Nadie le ha invitado a la reunión, pero el hombre prosigue, cada vez más animado:
—Me ha ayudado mucho, a mí, El Santet. Lo mismo que a mucha gente que conozco. Lo que le pides se cumple siempre, porque él nunca falla, como otros santos. Lo que no entiendo es por qué no le ascienden de una vez. ¿No dicen que para ser santo hay que haber hecho cinco milagros? ¡Anda que no hace tiempo que el chaval cumplió los requisitos básicos! ¿Cinco milagros? ¡Anda ya! ¡Seguro que ya lleva más de cinco mil! Lo que pasa es que en este país todo funciona igual. Los curas no quieren santos pobres. Da lo mismo que seas un instrumento de Dios en la Tierra o que todo el mundo te necesite. ¿Para qué van a pensar en nosotros, las personas humanas? No se dan cuenta de nada. Yo se lo digo a todo el mundo, para que quede claro de una vez: ese muchacho es santo, un santo de verdad, ¡socialista, público, colectivo!, y lo era ya cuando nació, y es evidente que mientras estaba vivo no paraba de hacer milagros, y ya saben lo que dicen, ¿no?: que por sus obras le conoceréis.

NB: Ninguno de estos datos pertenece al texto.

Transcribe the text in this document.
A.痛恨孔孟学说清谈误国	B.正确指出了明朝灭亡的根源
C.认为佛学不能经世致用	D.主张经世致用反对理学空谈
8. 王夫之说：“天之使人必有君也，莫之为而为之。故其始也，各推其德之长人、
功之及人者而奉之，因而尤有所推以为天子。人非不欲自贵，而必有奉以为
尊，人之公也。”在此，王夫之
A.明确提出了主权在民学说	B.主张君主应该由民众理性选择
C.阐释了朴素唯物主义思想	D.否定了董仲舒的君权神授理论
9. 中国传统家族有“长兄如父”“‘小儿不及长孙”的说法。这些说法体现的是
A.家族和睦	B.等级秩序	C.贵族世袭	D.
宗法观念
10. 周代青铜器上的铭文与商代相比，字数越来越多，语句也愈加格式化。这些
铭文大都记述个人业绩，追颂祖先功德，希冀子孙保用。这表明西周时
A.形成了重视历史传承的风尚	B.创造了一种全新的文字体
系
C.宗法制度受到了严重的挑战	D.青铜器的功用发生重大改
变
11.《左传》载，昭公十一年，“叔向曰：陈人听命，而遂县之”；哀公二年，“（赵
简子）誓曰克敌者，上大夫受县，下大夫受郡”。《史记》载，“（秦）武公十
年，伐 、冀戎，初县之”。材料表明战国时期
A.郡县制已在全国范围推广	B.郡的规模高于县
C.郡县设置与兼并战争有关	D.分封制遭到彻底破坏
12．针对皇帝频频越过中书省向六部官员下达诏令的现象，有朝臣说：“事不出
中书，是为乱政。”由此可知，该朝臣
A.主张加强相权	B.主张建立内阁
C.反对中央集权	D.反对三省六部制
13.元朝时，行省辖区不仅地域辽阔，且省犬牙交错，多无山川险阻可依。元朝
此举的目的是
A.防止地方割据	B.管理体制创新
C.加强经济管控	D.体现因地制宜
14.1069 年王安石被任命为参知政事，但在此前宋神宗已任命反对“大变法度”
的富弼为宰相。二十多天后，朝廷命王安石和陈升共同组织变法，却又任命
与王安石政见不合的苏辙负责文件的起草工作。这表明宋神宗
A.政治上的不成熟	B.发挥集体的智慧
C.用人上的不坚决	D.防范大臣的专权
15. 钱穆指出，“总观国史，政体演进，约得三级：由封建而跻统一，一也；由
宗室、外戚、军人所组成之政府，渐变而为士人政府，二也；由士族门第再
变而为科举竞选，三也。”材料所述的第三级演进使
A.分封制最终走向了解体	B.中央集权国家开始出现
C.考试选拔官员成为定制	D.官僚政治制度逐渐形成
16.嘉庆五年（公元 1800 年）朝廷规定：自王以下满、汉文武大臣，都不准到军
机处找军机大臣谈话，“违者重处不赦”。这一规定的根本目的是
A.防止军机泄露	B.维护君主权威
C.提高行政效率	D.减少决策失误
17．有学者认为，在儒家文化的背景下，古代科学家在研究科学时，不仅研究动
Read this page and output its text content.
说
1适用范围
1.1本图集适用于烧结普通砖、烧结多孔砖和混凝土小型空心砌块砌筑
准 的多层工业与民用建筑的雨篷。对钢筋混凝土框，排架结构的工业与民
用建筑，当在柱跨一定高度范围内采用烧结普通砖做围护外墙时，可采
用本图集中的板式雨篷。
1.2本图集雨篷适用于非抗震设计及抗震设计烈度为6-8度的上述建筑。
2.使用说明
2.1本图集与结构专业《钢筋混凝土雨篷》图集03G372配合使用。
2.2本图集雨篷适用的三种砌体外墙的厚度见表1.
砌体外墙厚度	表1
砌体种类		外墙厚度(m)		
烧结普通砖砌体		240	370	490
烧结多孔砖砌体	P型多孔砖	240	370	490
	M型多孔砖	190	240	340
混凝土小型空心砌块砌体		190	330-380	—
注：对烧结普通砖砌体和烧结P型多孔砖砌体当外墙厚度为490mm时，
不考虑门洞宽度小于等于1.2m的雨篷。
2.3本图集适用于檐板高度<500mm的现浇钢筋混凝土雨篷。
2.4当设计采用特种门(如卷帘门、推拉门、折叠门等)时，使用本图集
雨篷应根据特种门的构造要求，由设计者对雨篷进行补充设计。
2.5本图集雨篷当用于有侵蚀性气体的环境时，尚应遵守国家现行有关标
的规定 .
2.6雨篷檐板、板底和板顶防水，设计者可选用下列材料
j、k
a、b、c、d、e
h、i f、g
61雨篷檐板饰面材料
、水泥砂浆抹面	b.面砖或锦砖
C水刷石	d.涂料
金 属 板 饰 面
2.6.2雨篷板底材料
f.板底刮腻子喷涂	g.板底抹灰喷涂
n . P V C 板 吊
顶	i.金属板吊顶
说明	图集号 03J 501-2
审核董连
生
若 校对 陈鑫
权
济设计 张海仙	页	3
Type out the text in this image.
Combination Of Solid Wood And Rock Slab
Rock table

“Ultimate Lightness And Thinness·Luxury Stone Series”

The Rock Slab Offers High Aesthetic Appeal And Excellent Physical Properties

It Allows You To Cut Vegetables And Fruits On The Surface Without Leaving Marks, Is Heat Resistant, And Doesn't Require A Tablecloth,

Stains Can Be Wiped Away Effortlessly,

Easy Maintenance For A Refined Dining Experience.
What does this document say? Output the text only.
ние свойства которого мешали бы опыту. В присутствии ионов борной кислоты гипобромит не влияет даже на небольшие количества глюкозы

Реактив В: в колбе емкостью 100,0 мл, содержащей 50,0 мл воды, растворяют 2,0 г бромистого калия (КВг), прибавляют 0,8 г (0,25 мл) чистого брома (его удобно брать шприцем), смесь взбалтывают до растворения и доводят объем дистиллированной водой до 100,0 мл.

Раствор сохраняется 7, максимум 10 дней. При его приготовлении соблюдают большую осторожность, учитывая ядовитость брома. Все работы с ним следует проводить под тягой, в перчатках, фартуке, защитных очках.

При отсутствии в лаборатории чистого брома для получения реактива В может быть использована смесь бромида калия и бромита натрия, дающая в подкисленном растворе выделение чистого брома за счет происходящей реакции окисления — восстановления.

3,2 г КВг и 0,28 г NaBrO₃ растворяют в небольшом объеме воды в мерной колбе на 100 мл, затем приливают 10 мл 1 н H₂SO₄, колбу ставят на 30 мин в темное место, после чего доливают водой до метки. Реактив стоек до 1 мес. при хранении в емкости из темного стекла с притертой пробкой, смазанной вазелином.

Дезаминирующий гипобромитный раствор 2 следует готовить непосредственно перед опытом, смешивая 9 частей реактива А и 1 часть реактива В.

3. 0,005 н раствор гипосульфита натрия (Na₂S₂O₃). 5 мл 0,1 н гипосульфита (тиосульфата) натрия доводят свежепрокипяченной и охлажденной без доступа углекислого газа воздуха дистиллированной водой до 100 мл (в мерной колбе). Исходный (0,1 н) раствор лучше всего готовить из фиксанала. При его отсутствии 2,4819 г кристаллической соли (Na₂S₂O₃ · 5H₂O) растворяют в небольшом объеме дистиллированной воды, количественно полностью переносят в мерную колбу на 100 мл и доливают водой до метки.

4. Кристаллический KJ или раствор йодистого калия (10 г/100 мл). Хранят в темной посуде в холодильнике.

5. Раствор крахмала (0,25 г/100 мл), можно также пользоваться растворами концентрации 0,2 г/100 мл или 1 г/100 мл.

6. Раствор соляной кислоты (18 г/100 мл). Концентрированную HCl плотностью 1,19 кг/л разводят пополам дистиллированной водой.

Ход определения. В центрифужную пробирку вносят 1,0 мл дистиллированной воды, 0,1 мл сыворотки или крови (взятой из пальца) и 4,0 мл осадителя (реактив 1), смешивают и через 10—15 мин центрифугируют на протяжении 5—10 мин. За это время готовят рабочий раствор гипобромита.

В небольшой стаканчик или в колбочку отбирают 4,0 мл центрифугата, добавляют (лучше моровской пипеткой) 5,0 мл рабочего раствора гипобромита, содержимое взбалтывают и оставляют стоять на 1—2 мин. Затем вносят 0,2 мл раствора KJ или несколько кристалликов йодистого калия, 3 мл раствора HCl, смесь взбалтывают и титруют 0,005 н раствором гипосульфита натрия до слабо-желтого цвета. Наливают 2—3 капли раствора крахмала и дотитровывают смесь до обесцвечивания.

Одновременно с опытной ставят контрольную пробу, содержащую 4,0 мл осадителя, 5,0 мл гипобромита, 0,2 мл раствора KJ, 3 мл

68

Pues eso. ¿A qué coño esperan para mandarle al cielo y nombrarle santo oficial? ¿No ven que desde allá arriba nos ayudaría mucho más que ahora? ¿No ven que merece una corona dorada, un altar en una iglesia, un día en el calendario y ser nombrado patrón de los trabajadores de todos los grandes almacenes del mundo?».
La verdad es que pasé un buen rato con estos personajes. Incluido el muerto milagroso.

3 comentarios:

Begoña Argallo dijo...

Porque me queda algo lejos el santo milagroso, que si no le pediría un imposible más que imposible y si se cumpliera yo misma creería en los santos milagrosos. No es que pida muchos milagros, pero reconozco que no quiero abusar porque ya se me cumplieron muchos milagros y no quiero acapararlos todos.

Escuchando hablar a las personas uno se encuentra con grandes documentadores de historias, eso está claro, y un buen seleccionador siempre ofrece las mejores. Esta es muy, pero que muy buena. Y lo dicho, si estuviese cerca el santo tendría una notita de mi puño y letra, breve pero contundente.

Amante del Delirio dijo...

Me recuerda a la peruana 'Sarita Colonia'.

Begoña Argallo dijo...

...Por cierto, ya le pedí mi deseo. Me lo pusiste muy fácil.